How to Lemmatize a Dataframe in Python

In this tutorial, we will show you how to lemmatize a dataframe in Python using the NLTK library.

Updated March 29, 2023

Hello and welcome to this beginner’s tutorial on how to lemmatize a dataframe in Python. Lemmatization is the process of converting a word to its base form, or lemma. It’s a useful technique in natural language processing for reducing words to their root form and improving the accuracy of text analysis. In this tutorial, we will show you how to lemmatize a dataframe in Python using the NLTK library.

What is a Dataframe?

A dataframe is a two-dimensional tabular data structure in which data is organized in rows and columns, similar to a spreadsheet or a SQL table. Dataframes are a popular data structure in data science and machine learning and are used for data manipulation, analysis, and visualization.

What is Lemmatization?

Lemmatization is the process of reducing a word to its base form, or lemma, using morphological analysis. The base form of a word is its root form, which is typically a noun, verb, adjective, or adverb. For example, the lemmas of the words “running,” “ran,” and “runs” are “run.”
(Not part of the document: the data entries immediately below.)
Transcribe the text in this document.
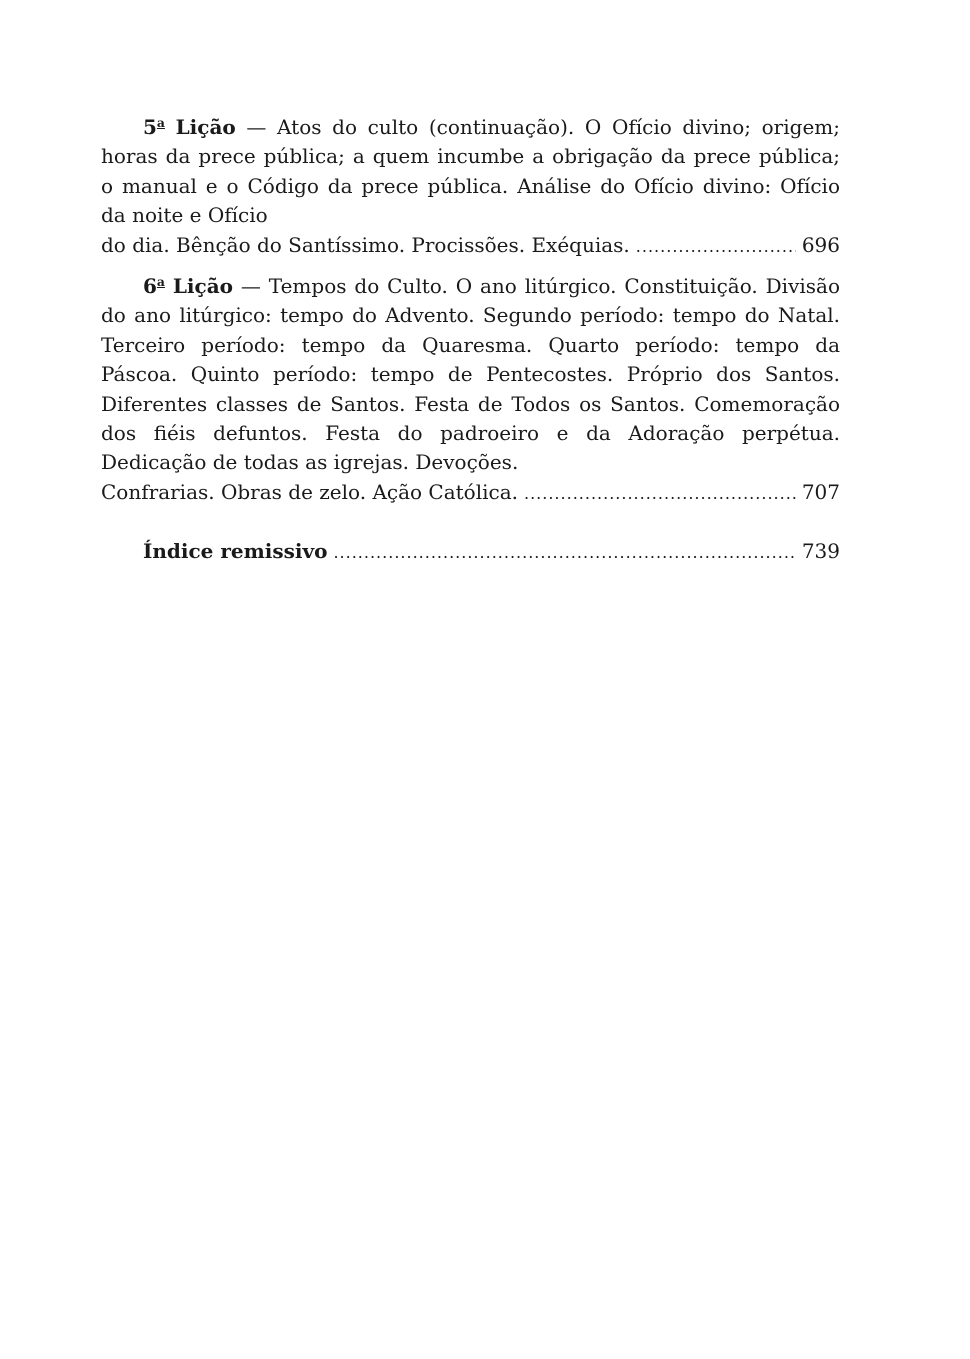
5$^a$ Lição — Atos do culto (continuação). O Ofício divino; origem; horas da prece pública; a quem incumbe a obrigação da prece pública; o manual e o Código da prece pública. Análise do Ofício divino: Ofício da noite e Ofício

do dia. Bênção do Santíssimo. Procissões. Exéquias. .....	696

6$^a$ Lição — Tempos do Culto. O ano litúrgico. Constituição. Divisão do ano litúrgico: tempo do Advento. Segundo período: tempo do Natal. Terceiro período: tempo da Quaresma. Quarto período: tempo da Páscoa. Quinto período: tempo de Pentecostes. Próprio dos Santos. Diferentes classes de Santos. Festa de Todos os Santos. Comemoração dos fiéis defuntos. Festa do padroeiro e da Adoração perpétua. Dedicação de todas as igrejas. Devoções.

Confrarias. Obras de zelo. Ação Católica. .....	707
Índice remissivo .....	739
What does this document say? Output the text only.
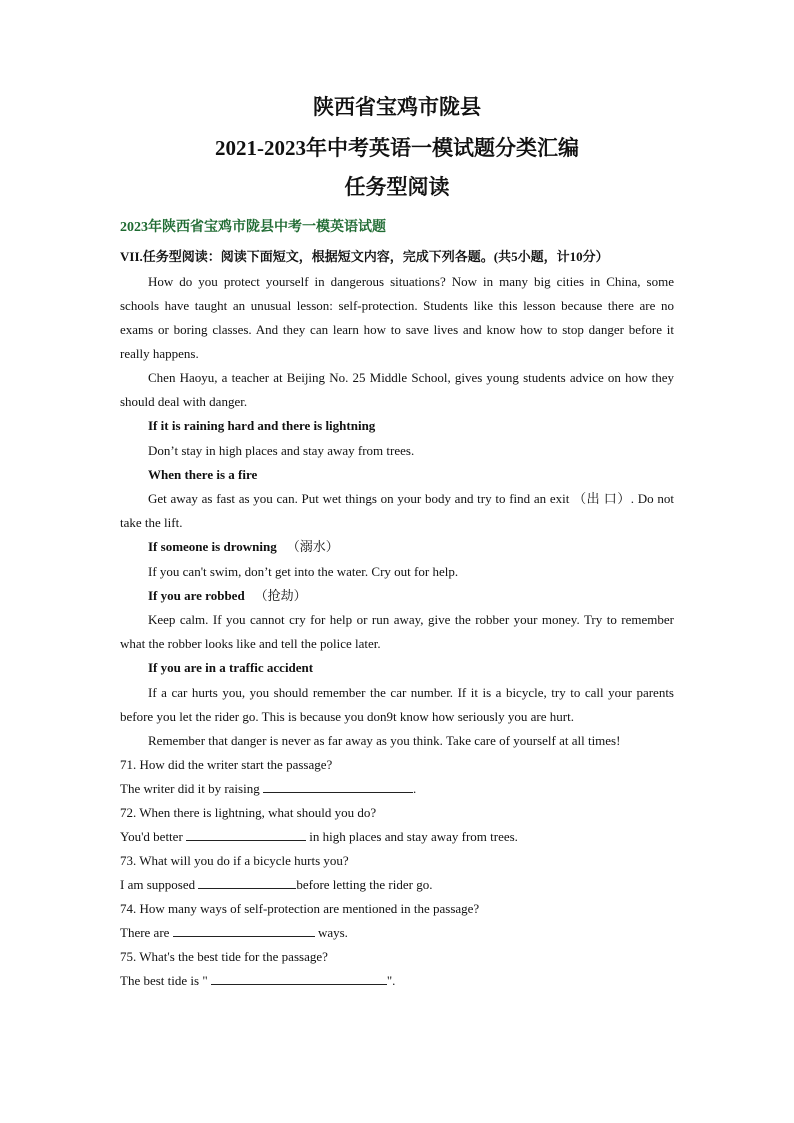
陕西省宝鸡市陇县
2021-2023年中考英语一模试题分类汇编
任务型阅读
2023年陕西省宝鸡市陇县中考一模英语试题
VII.任务型阅读：阅读下面短文，根据短文内容，完成下列各题。(共5小题，计10分）

How do you protect yourself in dangerous situations? Now in many big cities in China, some schools have taught an unusual lesson: self-protection. Students like this lesson because there are no exams or boring classes. And they can learn how to save lives and know how to stop danger before it really happens.

Chen Haoyu, a teacher at Beijing No. 25 Middle School, gives young students advice on how they should deal with danger.

If it is raining hard and there is lightning

Don’t stay in high places and stay away from trees.

When there is a fire

Get away as fast as you can. Put wet things on your body and try to find an exit （出 口）. Do not take the lift.

If someone is drowning （溺水）

If you can't swim, don’t get into the water. Cry out for help.

If you are robbed （抢劫）

Keep calm. If you cannot cry for help or run away, give the robber your money. Try to remember what the robber looks like and tell the police later.

If you are in a traffic accident

If a car hurts you, you should remember the car number. If it is a bicycle, try to call your parents before you let the rider go. This is because you don9t know how seriously you are hurt.

Remember that danger is never as far away as you think. Take care of yourself at all times!

71. How did the writer start the passage?

The writer did it by raising	.

72. When there is lightning, what should you do?

You'd better	in high places and stay away from trees.

73. What will you do if a bicycle hurts you?

I am supposed	before letting the rider go.

74. How many ways of self-protection are mentioned in the passage?

There are	ways.

75. What's the best tide for the passage?

The best tide is "	".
Method: Using the NLTK Library

The Natural Language Toolkit (NLTK) is a popular Python library for natural language processing. It provides a wide range of tools and resources for text processing, including lemmatization.

Here’s an example of how to lemmatize a dataframe using the NLTK library:

import pandas as pd
import nltk
from nltk.stem import WordNetLemmatizer

# Create a sample dataframe
df = pd.DataFrame({'text': ['I am running', 'He ran fast', 'They are runners']})

# Create a lemmatizer object
lemmatizer = WordNetLemmatizer()

# Define a function to lemmatize text
def lemmatize_text(text):
    # Tokenize the text into words
    words = nltk.word_tokenize(text)

    # Lemmatize each word
    lemmatized_words = [lemmatizer.lemmatize(word) for word in words]

    # Join the lemmatized words back into a string
    lemmatized_text = ' '.join(lemmatized_words)

    return lemmatized_text

# Apply the lemmatize_text function to the text column of the dataframe
df['lemmatized_text'] = df['text'].apply(lemmatize_text)

# Print the original and lemmatized dataframes
print(df)

In this code, we first import the necessary libraries, including pandas and NLTK. We then create a sample dataframe with a text column containing three sentences. We create a lemmatizer object using the WordNetLemmatizer class from NLTK. We define a function called lemmatize_text that takes a text string as input, tokenizes it into words, lemmatizes each word, and joins the lemmatized words back into a string. We apply the lemmatize_text function to the text column of the dataframe using the apply() method and store the lemmatized text in a new column called lemmatized_text. Finally, we print both the original and lemmatized dataframes.

Conclusion

In this tutorial, we have shown you how to lemmatize a dataframe in Python using the NLTK library. We have covered the basics of lemmatization, creating a lemmatizer object, defining a lemmatization function, applying the function to a dataframe column, and printing the original and lemmatized dataframes.

Lemmatization is an essential technique in natural language processing, and it can improve the accuracy of text analysis and classification tasks.